The technology at issue relates to 3D graphics for PCs. All current PC graphics chips use what's called polygon-order rendering. All of the polygons that make up the objects to be displayed are processed one at a time. The graphics chip figures out where each polygon should appear on the screen and how much of it will be visible or obstructed by other polygons.

Ray tracing achieves similar results by working through each pixel on the screen, firing off a "ray" (like a backward ray of light) that bounces off the polygons until it reaches a light source in the scene. Ray tracing produces natural lighting effects but takes a lot more work.

(That's the short version, anyway. For more details, you could dig up a copy of my 1997 book Beyond Conventional 3D. Alas, the book is long since out of print.)

Ray tracing is easily implemented in software on a general-purpose CPU, and indeed, most of the computer graphics you see in movies and TV commercials are generated this way, using rooms full of PCs or blade-server systems.

Naturally, Intel loves ray tracing, and there are people at Intel working to make ray tracing work better on Intel hardware.

The occasion for Rattner's remarks Thursday was a meeting for industry analysts at the Computer History Museum. At the meeting, according to Takahashi, Intel showed how a four-chip, 16-core demo system could play "Quake Wars: Enemy Territory" at 16 frames per second.

Honestly, that's pretty pathetic, since you can get higher frame rates with a dual-core CPU plus one good graphics chip. Your system price and power consumption will be a tenth that of the Intel demo system.

Rattner basically implied that Nvidia must actually agree with Intel that ray tracing is a good idea because Nvidia recently bought ray-tracing firm RayScale and Rattner says Nvidia is trying to hire away Intel's ray-tracing people.

Takahashi compared this conflict with the "Phoney War" of 1939-1940 and said the real fighting will begin when Intel introduces Larrabee, a CPU-based graphics chip, at Siggraph in August.

But I don't think there's going to be much of a fight there.

Intel is trying to defend a crazy idea-- that CPU-based ray tracing is a practical alternative to GPU-based polygon-order rendering.

We can guess why they decided to push this alternative--Intel's a CPU company and its people are CPU-centric. But the numbers don't work out: ray tracing takes more work than polygon-order rendering. Going from pixels to polygons requires searching (tracing rays), whereas going from polygons to pixels merely requires a relatively simple set of calculations known as "triangle setup."

Ray tracing's advantages for lighting effects are pretty minor; current graphics chips can be programmed to get good results there too, with less work.

I imagine Intel noticed that ray tracing could be another way to use the many cores in Larrabee, and figured this could be the basis of some competitive differentiation, but what should have been a minor point in some future marketing campaign has grown into an overblown strategic initiative.

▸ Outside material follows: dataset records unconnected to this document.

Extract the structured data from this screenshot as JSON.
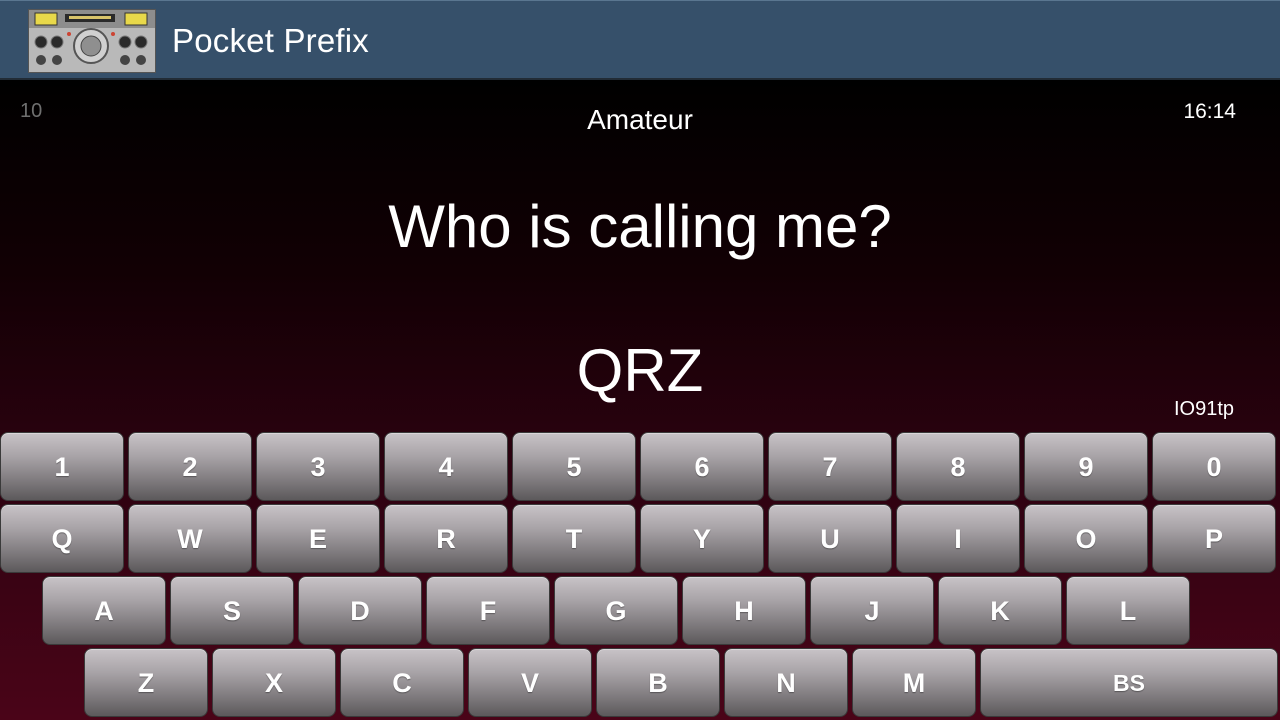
{
  "app": {
    "title": "Pocket Prefix",
    "icon": "radio-transceiver-icon"
  },
  "status": {
    "counter": "10",
    "mode": "Amateur",
    "time": "16:14",
    "locator": "IO91tp"
  },
  "quiz": {
    "question": "Who is calling me?",
    "callsign": "QRZ"
  },
  "keyboard": {
    "row1": [
      "1",
      "2",
      "3",
      "4",
      "5",
      "6",
      "7",
      "8",
      "9",
      "0"
    ],
    "row2": [
      "Q",
      "W",
      "E",
      "R",
      "T",
      "Y",
      "U",
      "I",
      "O",
      "P"
    ],
    "row3": [
      "A",
      "S",
      "D",
      "F",
      "G",
      "H",
      "J",
      "K",
      "L"
    ],
    "row4": [
      "Z",
      "X",
      "C",
      "V",
      "B",
      "N",
      "M"
    ],
    "backspace_label": "BS"
  },
  "colors": {
    "action_bar": "#36506a",
    "background_bottom": "#4a0418",
    "key_top": "#c8c3c7",
    "key_bottom": "#5c595b"
  }
}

On the hardware side, Larrabee isn't even optimized for ray tracing. On the software side, there's no support for ray tracing in Microsoft's Direct3D middleware, and no way any version of Direct3D in the foreseeable future will rely on ray tracing.

Larrabee will certainly support ray tracing--every CPU does--and some future version of Direct3D may support ray tracing as an option, but it could be 10 years or more before ray tracing becomes a required feature for any real-world software.

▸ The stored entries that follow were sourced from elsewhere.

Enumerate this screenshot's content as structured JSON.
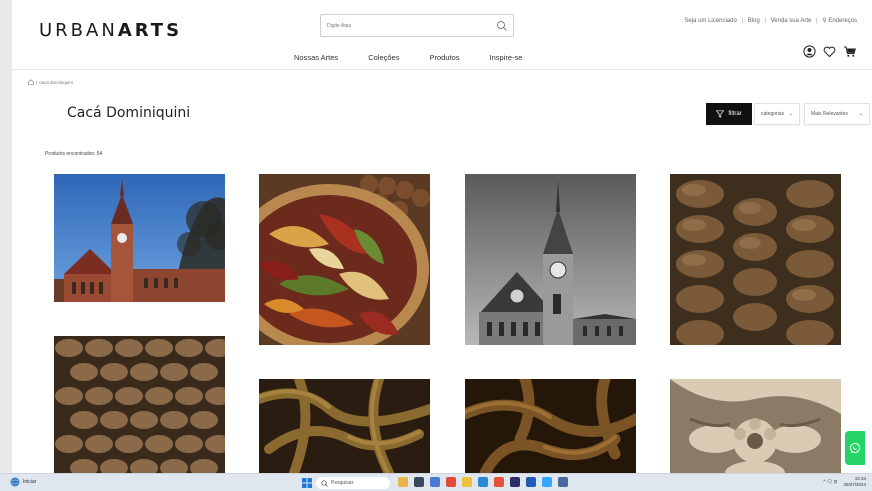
{
  "header": {
    "logo_light": "URBAN",
    "logo_bold": "ARTS",
    "search_placeholder": "Digite Aqui",
    "top_links": [
      "Seja um Licenciado",
      "Blog",
      "Venda sua Arte",
      "Endereços"
    ],
    "nav": [
      "Nossas Artes",
      "Coleções",
      "Produtos",
      "Inspire-se"
    ]
  },
  "breadcrumb": {
    "separator": "/",
    "current": "caca dominiquini"
  },
  "page": {
    "title": "Cacá Dominiquini",
    "filter_label": "filtrar",
    "category_select": "categorias",
    "sort_select": "Mais Relevantes",
    "found_text": "Produtos encontrados: 54"
  },
  "products": [
    {
      "image": "church-color"
    },
    {
      "image": "dried-leaves-bowl"
    },
    {
      "image": "church-bw"
    },
    {
      "image": "cable-knit"
    },
    {
      "image": "woven-rope"
    },
    {
      "image": "wood-roots"
    },
    {
      "image": "wood-roots-dark"
    },
    {
      "image": "carved-ornament"
    }
  ],
  "taskbar": {
    "start_label": "Iniciar",
    "search_label": "Pesquisar",
    "time": "10:34",
    "date": "26/07/2024",
    "tray_text": "^ 🗨 ⊡"
  },
  "colors": {
    "accent_black": "#111111",
    "whatsapp": "#25d366"
  }
}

And to whatever extent ray tracing can be useful, Nvidia can write efficient ray-tracing code for its GPUs faster than Intel can tape out more capable versions of Larrabee. Nvidia is looking for ways to use ray tracing for lighting and other purposes, but this effort is minor compared to the work it's putting into polygon-order rendering.

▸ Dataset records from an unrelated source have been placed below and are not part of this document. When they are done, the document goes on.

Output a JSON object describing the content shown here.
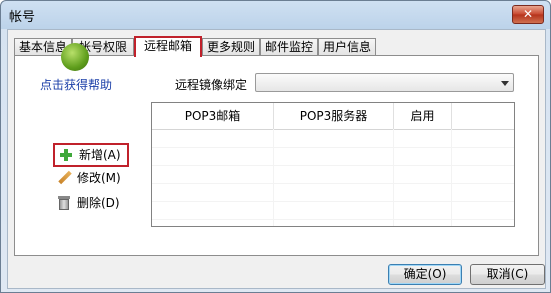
{
  "window": {
    "title": "帐号",
    "close_symbol": "✕"
  },
  "tabs": [
    {
      "label": "基本信息",
      "active": false
    },
    {
      "label": "帐号权限",
      "active": false
    },
    {
      "label": "远程邮箱",
      "active": true
    },
    {
      "label": "更多规则",
      "active": false
    },
    {
      "label": "邮件监控",
      "active": false
    },
    {
      "label": "用户信息",
      "active": false
    }
  ],
  "left_panel": {
    "logo_icon": "app-logo-icon",
    "help_label": "点击获得帮助",
    "actions": {
      "add": {
        "label": "新增(A)",
        "icon": "plus-icon"
      },
      "edit": {
        "label": "修改(M)",
        "icon": "pencil-icon"
      },
      "delete": {
        "label": "删除(D)",
        "icon": "trash-icon"
      }
    }
  },
  "mirror": {
    "label": "远程镜像绑定",
    "value": ""
  },
  "table": {
    "columns": [
      "POP3邮箱",
      "POP3服务器",
      "启用"
    ],
    "rows": []
  },
  "buttons": {
    "ok": "确定(O)",
    "cancel": "取消(C)"
  },
  "colors": {
    "highlight": "#c0212b",
    "link": "#1b3fa8"
  }
}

Rattner is very smart--too smart not to know the situation. I think he's just doing his job, supporting his company's position whether he fully agrees with it or not.

And once Intel starts selling Larrabee, it's only going to get a day or two to talk about ray tracing before the focus will turn, properly, to Larrabee's performance on the technology that matters: good old polygon-order rendering. And at that point, I don't think Intel's going to have much to say.